Synthetic reasoning pipeline

Given a document of N pages and a question Q:

  1. Evidence extraction & scoring: an extractor VLM (Qwen3-VL-32B-Instruct) processes each page independently, producing a relevance score ([0, 10]) and a natural-language evidence snippet.
  2. Top-K selection: pages below threshold are dropped, the top-K (default 24) are kept and sorted by relevance.
  3. Answer generation through two parallel branches: a visual branch (teacher VLM receives top-ranked page images) and a text branch (teacher LLM receives only the extracted evidence). Training examples are drawn equally from both.

The relevance-sorted evidence is placed inside <think> tags, gated by a <cot> control token (present in 95% of training examples).
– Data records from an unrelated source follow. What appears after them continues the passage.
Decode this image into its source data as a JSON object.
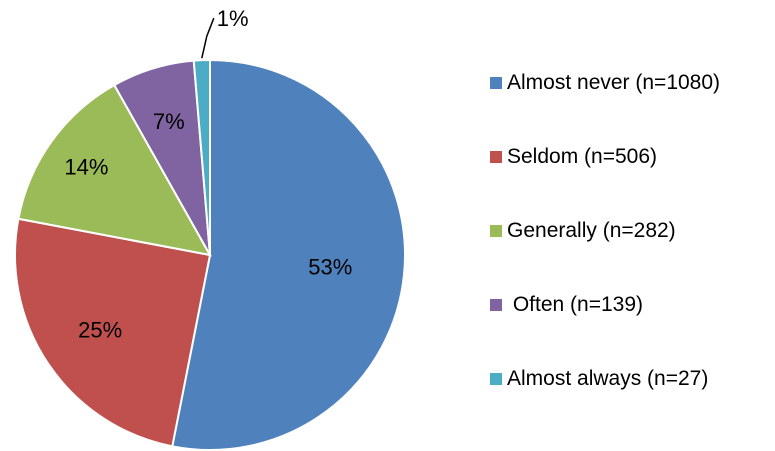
{
  "chart_data": {
    "type": "pie",
    "title": "",
    "slices": [
      {
        "label": "Almost never (n=1080)",
        "value": 1080,
        "percent_label": "53%",
        "color": "#4F81BD"
      },
      {
        "label": "Seldom (n=506)",
        "value": 506,
        "percent_label": "25%",
        "color": "#C0504D"
      },
      {
        "label": "Generally (n=282)",
        "value": 282,
        "percent_label": "14%",
        "color": "#9BBB59"
      },
      {
        "label": " Often (n=139)",
        "value": 139,
        "percent_label": "7%",
        "color": "#8064A2"
      },
      {
        "label": "Almost always (n=27)",
        "value": 27,
        "percent_label": "1%",
        "color": "#4BACC6"
      }
    ],
    "legend_position": "right"
  }
}
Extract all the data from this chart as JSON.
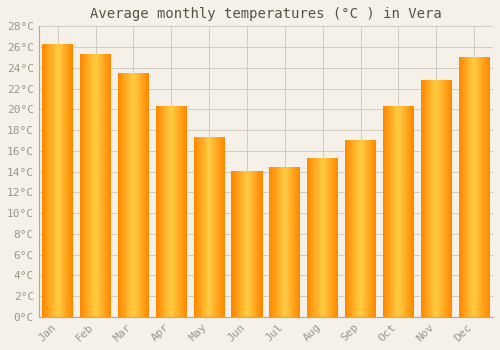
{
  "title": "Average monthly temperatures (°C ) in Vera",
  "months": [
    "Jan",
    "Feb",
    "Mar",
    "Apr",
    "May",
    "Jun",
    "Jul",
    "Aug",
    "Sep",
    "Oct",
    "Nov",
    "Dec"
  ],
  "temperatures": [
    26.3,
    25.3,
    23.5,
    20.3,
    17.3,
    14.1,
    14.4,
    15.3,
    17.0,
    20.3,
    22.8,
    25.0
  ],
  "bar_color_main": "#FFAA00",
  "bar_color_light": "#FFD060",
  "bar_color_dark": "#FF8800",
  "ylim": [
    0,
    28
  ],
  "ytick_step": 2,
  "background_color": "#f5f0e8",
  "plot_bg_color": "#f5f0e8",
  "grid_color": "#d0ccc0",
  "title_fontsize": 10,
  "tick_fontsize": 8,
  "tick_color": "#999988"
}
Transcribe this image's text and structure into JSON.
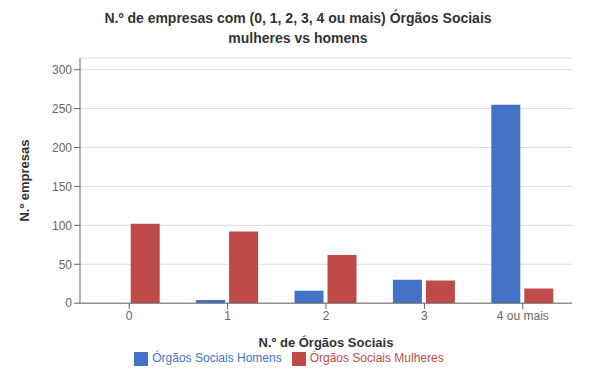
{
  "chart_data": {
    "type": "bar",
    "title": "N.º de empresas com (0, 1, 2, 3, 4 ou mais) Órgãos Sociais\nmulheres vs homens",
    "categories": [
      "0",
      "1",
      "2",
      "3",
      "4 ou mais"
    ],
    "series": [
      {
        "name": "Órgãos Sociais Homens",
        "color": "#4472C4",
        "values": [
          0,
          4,
          16,
          30,
          255
        ]
      },
      {
        "name": "Órgãos Sociais Mulheres",
        "color": "#BE4B48",
        "values": [
          102,
          92,
          62,
          29,
          19
        ]
      }
    ],
    "xlabel": "N.º de Órgãos Sociais",
    "ylabel": "N.º empresas",
    "ylim": [
      0,
      315
    ],
    "yticks": [
      0,
      50,
      100,
      150,
      200,
      250,
      300
    ],
    "grid": true,
    "legend": "bottom"
  }
}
Internalization via model merging

The final checkpoint is produced by task arithmetic: θ_merged = θ_base + α · (θ_SFT − θ_base). At α=0.25, the model does not emit thinking tokens and its mean output length is comparable to a non-reasoning baseline, yet it retains the full performance gains. Increasing α to 0.5 shifts the model to explicit reasoning with 12.4x more output tokens.

Why trace design matters

An earlier v1 pipeline visited every page sequentially, marking irrelevant ones, teaching a pathological looping algorithm. The v2 redesign (bounded top-K, relevance-ordered, no irrelevant markers) eliminates the failure mode and yields substantial gains across all primary metrics.


Related

Resource Description
OriOn-Qwen Base OriOn checkpoint (LongPO, no reasoning)
OriOn-Mistral Mistral variant with +16.8% MMLBD improvement
MMLBD-C Manually corrected MMLongBenchDoc benchmark
Pipeline Code Synthetic reasoning pipeline (Apache 2.0 fork of distilabel)

Benchmarks

Official MMLongBenchDoc leaderboard

Model Acc Params
OriOn-Qwen-SR1 (this model) 58.3 32B
Qwen3-VL-235B-A22B-Instruct 57.0 235B (22B active)
Qwen3-VL-235B-A22B-Thinking 56.2 235B (22B active)
TeleMM-2.0 56.1
Qwen3-VL-32B-Instruct 55.4 32B
GLM-4.6V 54.9 106B (12B active)
GPT-4o 46.3

Full benchmark suite (Qwen3-VL family)

Deltas are relative to the Qwen3-VL-32B-Instruct base model.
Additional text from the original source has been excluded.